A nightmare, I reminded myself, as they burned a hole through my abdomen with something that was not fire, but still the flesh smoked and I screamed and in that dream I could hear myself pleading, begging them to die. But I am a vampire. I was made complete again when a young girl was bled into my mouth while I lapped in idiot hunger. Even though I had no stomach (I remembered that, although my head seemed bound and I could not move to see) the blood took away the hunger, the pain subsided, until the next time.
I dimly felt a large saw, and thought to myself, someone is sawing through my torso, but I could not see that happen.
After came a torrent of blood, and a tingling that grew from my stomach to my hips, spread to thighs and knees and ankles and toes. The tingling became a maddening itch but in my sleep I could not scratch it. You cannot move in a nightmare. You peddle your legs but can move no faster while fearsome creatures chase you. You run on in nightmares, but your waking body just scissors its legs and you cry out. You cannot hear yourself scream when you are asleep.
But I could hear myself scream.
Gregori did not return one day. It may have been a day. It may have been a week, a year, a decade.
Others came. Still I screamed. Gregori had been my most inventive tormentor. This was the dream before waking.
I was burned. My eyes were put out and for a time I dreamed in darkness, although I told my torturers I could still see, though it was more like smell and when my eyes grew back I was not surprised to see that the creatures that tormented me looked exactly how I had imagined.

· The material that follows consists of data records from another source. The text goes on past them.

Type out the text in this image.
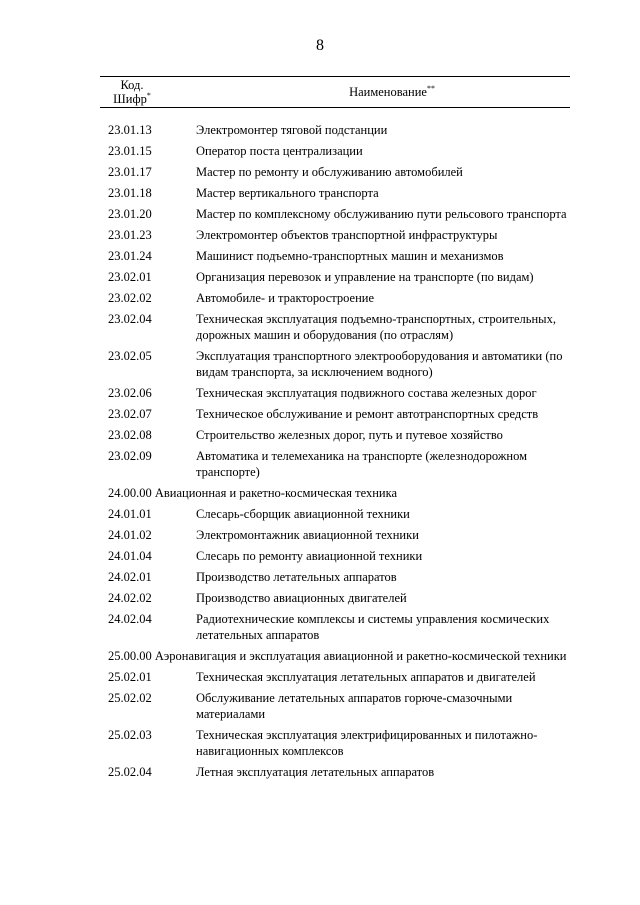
8
Код.
Шифр*	Наименование**
23.01.13	Электромонтер тяговой подстанции
23.01.15	Оператор поста централизации
23.01.17	Мастер по ремонту и обслуживанию автомобилей
23.01.18	Мастер вертикального транспорта
23.01.20	Мастер по комплексному обслуживанию пути рельсового транспорта
23.01.23	Электромонтер объектов транспортной инфраструктуры
23.01.24	Машинист подъемно-транспортных машин и механизмов
23.02.01	Организация перевозок и управление на транспорте (по видам)
23.02.02	Автомобиле- и тракторостроение
23.02.04	Техническая эксплуатация подъемно-транспортных, строительных, дорожных машин и оборудования (по отраслям)
23.02.05	Эксплуатация транспортного электрооборудования и автоматики (по видам транспорта, за исключением водного)
23.02.06	Техническая эксплуатация подвижного состава железных дорог
23.02.07	Техническое обслуживание и ремонт автотранспортных средств
23.02.08	Строительство железных дорог, путь и путевое хозяйство
23.02.09	Автоматика и телемеханика на транспорте (железнодорожном транспорте)
24.00.00 Авиационная и ракетно-космическая техника
24.01.01	Слесарь-сборщик авиационной техники
24.01.02	Электромонтажник авиационной техники
24.01.04	Слесарь по ремонту авиационной техники
24.02.01	Производство летательных аппаратов
24.02.02	Производство авиационных двигателей
24.02.04	Радиотехнические комплексы и системы управления космических летательных аппаратов
25.00.00 Аэронавигация и эксплуатация авиационной и ракетно-космической техники
25.02.01	Техническая эксплуатация летательных аппаратов и двигателей
25.02.02	Обслуживание летательных аппаратов горюче-смазочными материалами
25.02.03	Техническая эксплуатация электрифицированных и пилотажно-навигационных комплексов
25.02.04	Летная эксплуатация летательных аппаратов
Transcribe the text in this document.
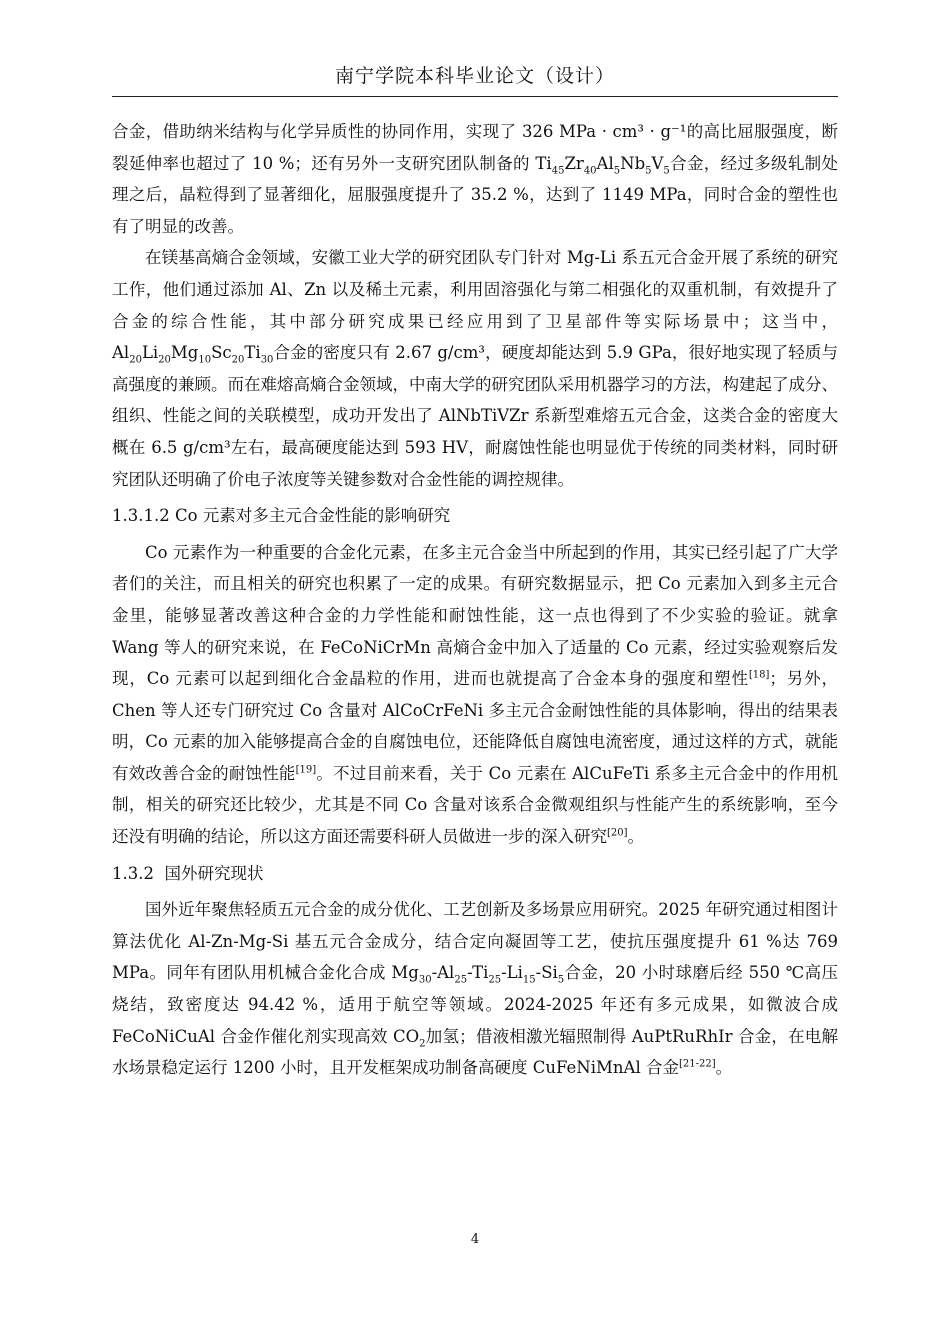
南宁学院本科毕业论文（设计）

合金，借助纳米结构与化学异质性的协同作用，实现了 326 MPa · cm³ · g⁻¹的高比屈服强度，断裂延伸率也超过了 10 %；还有另外一支研究团队制备的 $Ti_{45}Zr_{40}Al_5Nb_5V_5$合金，经过多级轧制处理之后，晶粒得到了显著细化，屈服强度提升了 35.2 %，达到了 1149 MPa，同时合金的塑性也有了明显的改善。

在镁基高熵合金领域，安徽工业大学的研究团队专门针对 Mg-Li 系五元合金开展了系统的研究工作，他们通过添加 Al、Zn 以及稀土元素，利用固溶强化与第二相强化的双重机制，有效提升了合金的综合性能，其中部分研究成果已经应用到了卫星部件等实际场景中；这当中，$Al_{20}Li_{20}Mg_{10}Sc_{20}Ti_{30}$合金的密度只有 2.67 g/cm³，硬度却能达到 5.9 GPa，很好地实现了轻质与高强度的兼顾。而在难熔高熵合金领域，中南大学的研究团队采用机器学习的方法，构建起了成分、组织、性能之间的关联模型，成功开发出了 AlNbTiVZr 系新型难熔五元合金，这类合金的密度大概在 6.5 g/cm³左右，最高硬度能达到 593 HV，耐腐蚀性能也明显优于传统的同类材料，同时研究团队还明确了价电子浓度等关键参数对合金性能的调控规律。

1.3.1.2 Co 元素对多主元合金性能的影响研究

Co 元素作为一种重要的合金化元素，在多主元合金当中所起到的作用，其实已经引起了广大学者们的关注，而且相关的研究也积累了一定的成果。有研究数据显示，把 Co 元素加入到多主元合金里，能够显著改善这种合金的力学性能和耐蚀性能，这一点也得到了不少实验的验证。就拿 Wang 等人的研究来说，在 FeCoNiCrMn 高熵合金中加入了适量的 Co 元素，经过实验观察后发现，Co 元素可以起到细化合金晶粒的作用，进而也就提高了合金本身的强度和塑性[18]；另外，Chen 等人还专门研究过 Co 含量对 AlCoCrFeNi 多主元合金耐蚀性能的具体影响，得出的结果表明，Co 元素的加入能够提高合金的自腐蚀电位，还能降低自腐蚀电流密度，通过这样的方式，就能有效改善合金的耐蚀性能[19]。不过目前来看，关于 Co 元素在 AlCuFeTi 系多主元合金中的作用机制，相关的研究还比较少，尤其是不同 Co 含量对该系合金微观组织与性能产生的系统影响，至今还没有明确的结论，所以这方面还需要科研人员做进一步的深入研究[20]。

1.3.2  国外研究现状

国外近年聚焦轻质五元合金的成分优化、工艺创新及多场景应用研究。2025 年研究通过相图计算法优化 Al-Zn-Mg-Si 基五元合金成分，结合定向凝固等工艺，使抗压强度提升 61 %达 769 MPa。同年有团队用机械合金化合成 $Mg_{30}-Al_{25}-Ti_{25}-Li_{15}-Si_5$合金，20 小时球磨后经 550 ℃高压烧结，致密度达 94.42 %，适用于航空等领域。2024-2025 年还有多元成果，如微波合成 FeCoNiCuAl 合金作催化剂实现高效 $CO_2$加氢；借液相激光辐照制得 AuPtRuRhIr 合金，在电解水场景稳定运行 1200 小时，且开发框架成功制备高硬度 CuFeNiMnAl 合金[21-22]。

4
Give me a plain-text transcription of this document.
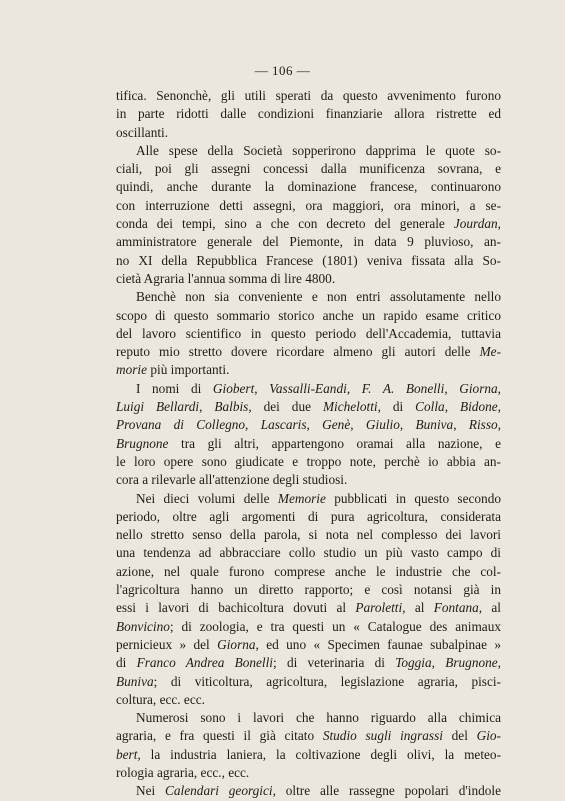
— 106 —
tifica. Senonchè, gli utili sperati da questo avvenimento furono
in parte ridotti dalle condizioni finanziarie allora ristrette ed
oscillanti.
Alle spese della Società sopperirono dapprima le quote so-
ciali, poi gli assegni concessi dalla munificenza sovrana, e
quindi, anche durante la dominazione francese, continuarono
con interruzione detti assegni, ora maggiori, ora minori, a se-
conda dei tempi, sino a che con decreto del generale Jourdan,
amministratore generale del Piemonte, in data 9 pluvioso, an-
no XI della Repubblica Francese (1801) veniva fissata alla So-
cietà Agraria l'annua somma di lire 4800.
Benchè non sia conveniente e non entri assolutamente nello
scopo di questo sommario storico anche un rapido esame critico
del lavoro scientifico in questo periodo dell'Accademia, tuttavia
reputo mio stretto dovere ricordare almeno gli autori delle Me-
morie più importanti.
I nomi di Giobert, Vassalli-Eandi, F. A. Bonelli, Giorna,
Luigi Bellardi, Balbis, dei due Michelotti, di Colla, Bidone,
Provana di Collegno, Lascaris, Genè, Giulio, Buniva, Risso,
Brugnone tra gli altri, appartengono oramai alla nazione, e
le loro opere sono giudicate e troppo note, perchè io abbia an-
cora a rilevarle all'attenzione degli studiosi.
Nei dieci volumi delle Memorie pubblicati in questo secondo
periodo, oltre agli argomenti di pura agricoltura, considerata
nello stretto senso della parola, si nota nel complesso dei lavori
una tendenza ad abbracciare collo studio un più vasto campo di
azione, nel quale furono comprese anche le industrie che col-
l'agricoltura hanno un diretto rapporto; e così notansi già in
essi i lavori di bachicoltura dovuti al Paroletti, al Fontana, al
Bonvicino; di zoologia, e tra questi un « Catalogue des animaux
pernicieux » del Giorna, ed uno « Specimen faunae subalpinae »
di Franco Andrea Bonelli; di veterinaria di Toggia, Brugnone,
Buniva; di viticoltura, agricoltura, legislazione agraria, pisci-
coltura, ecc. ecc.
Numerosi sono i lavori che hanno riguardo alla chimica
agraria, e fra questi il già citato Studio sugli ingrassi del Gio-
bert, la industria laniera, la coltivazione degli olivi, la meteo-
rologia agraria, ecc., ecc.
Nei Calendari georgici, oltre alle rassegne popolari d'indole
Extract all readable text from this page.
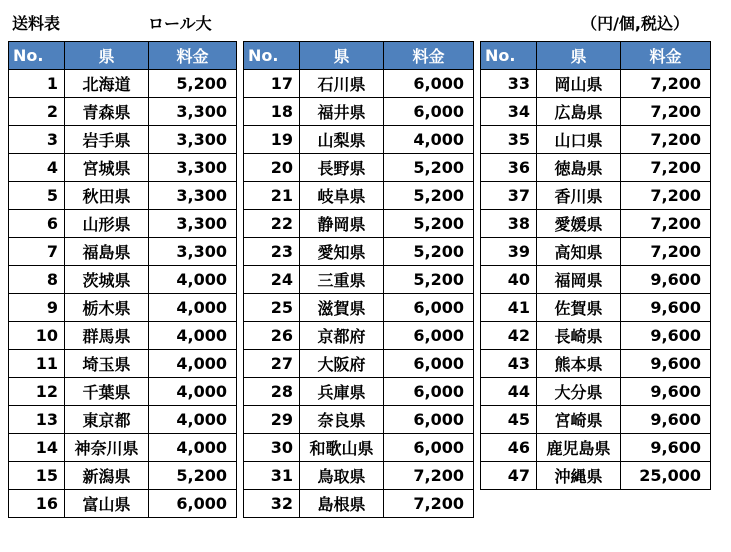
送料表	ロール大	（円/個,税込）
No.	県	料金
1	北海道	5,200
2	青森県	3,300
3	岩手県	3,300
4	宮城県	3,300
5	秋田県	3,300
6	山形県	3,300
7	福島県	3,300
8	茨城県	4,000
9	栃木県	4,000
10	群馬県	4,000
11	埼玉県	4,000
12	千葉県	4,000
13	東京都	4,000
14	神奈川県	4,000
15	新潟県	5,200
16	富山県	6,000
No.	県	料金
17	石川県	6,000
18	福井県	6,000
19	山梨県	4,000
20	長野県	5,200
21	岐阜県	5,200
22	静岡県	5,200
23	愛知県	5,200
24	三重県	5,200
25	滋賀県	6,000
26	京都府	6,000
27	大阪府	6,000
28	兵庫県	6,000
29	奈良県	6,000
30	和歌山県	6,000
31	鳥取県	7,200
32	島根県	7,200
No.	県	料金
33	岡山県	7,200
34	広島県	7,200
35	山口県	7,200
36	徳島県	7,200
37	香川県	7,200
38	愛媛県	7,200
39	高知県	7,200
40	福岡県	9,600
41	佐賀県	9,600
42	長崎県	9,600
43	熊本県	9,600
44	大分県	9,600
45	宮崎県	9,600
46	鹿児島県	9,600
47	沖縄県	25,000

I was fed sporadically. They knew the blood was necessary, because, after all, the demons that populated the strange and terrible landscape of my dream were like me. They were my children, once removed. A grandchild, I imagined. Then they came no more. Others came. They too slowed down. I noticed sores on their faces. They had lesions that wept pus and fingernails that were falling from their fingers. They were slowing, until, slowing completely, my visitors ceased to come.
When I awoke much of my body was new. I could feel that there was little that remained unscarred. My head was mine, largely. My spine, between my torso and my head. My chest, my heart, were mine. They knew that to take my heart would have killed me. To remove my head would have done the same.
I cried, alone in a dark room that had been the only view during my long dream, and my prison, and my hospital bed. I could smell flies and decomposing flesh and the other odours of a battlefield or a hospital.
I think I cried for perhaps a year. I did not know where I was. I could not see a way out. Now, awake, I understood that if I was not found I might be here in this dark room, on this stained and rusted bed stripped of all cloth for the rest of eternity. I understood now just how resilient my body was, the extent of the injuries that I could withstand.
I wished I had not. I heard loud crashes from overhead. They were explosions, louder that anything I had heard before. I heard chattering, popping sounds and I thought that this was the angry muttering that a rifle made, although for the sounds to be so close together it must have been a fusillade. It was the sound of repeating rifles, machine guns, once huge machines with many barrels now small enough for a man to carry.
To carry into war.
But I did not know then what I know now. But then, isn't that true of everyone?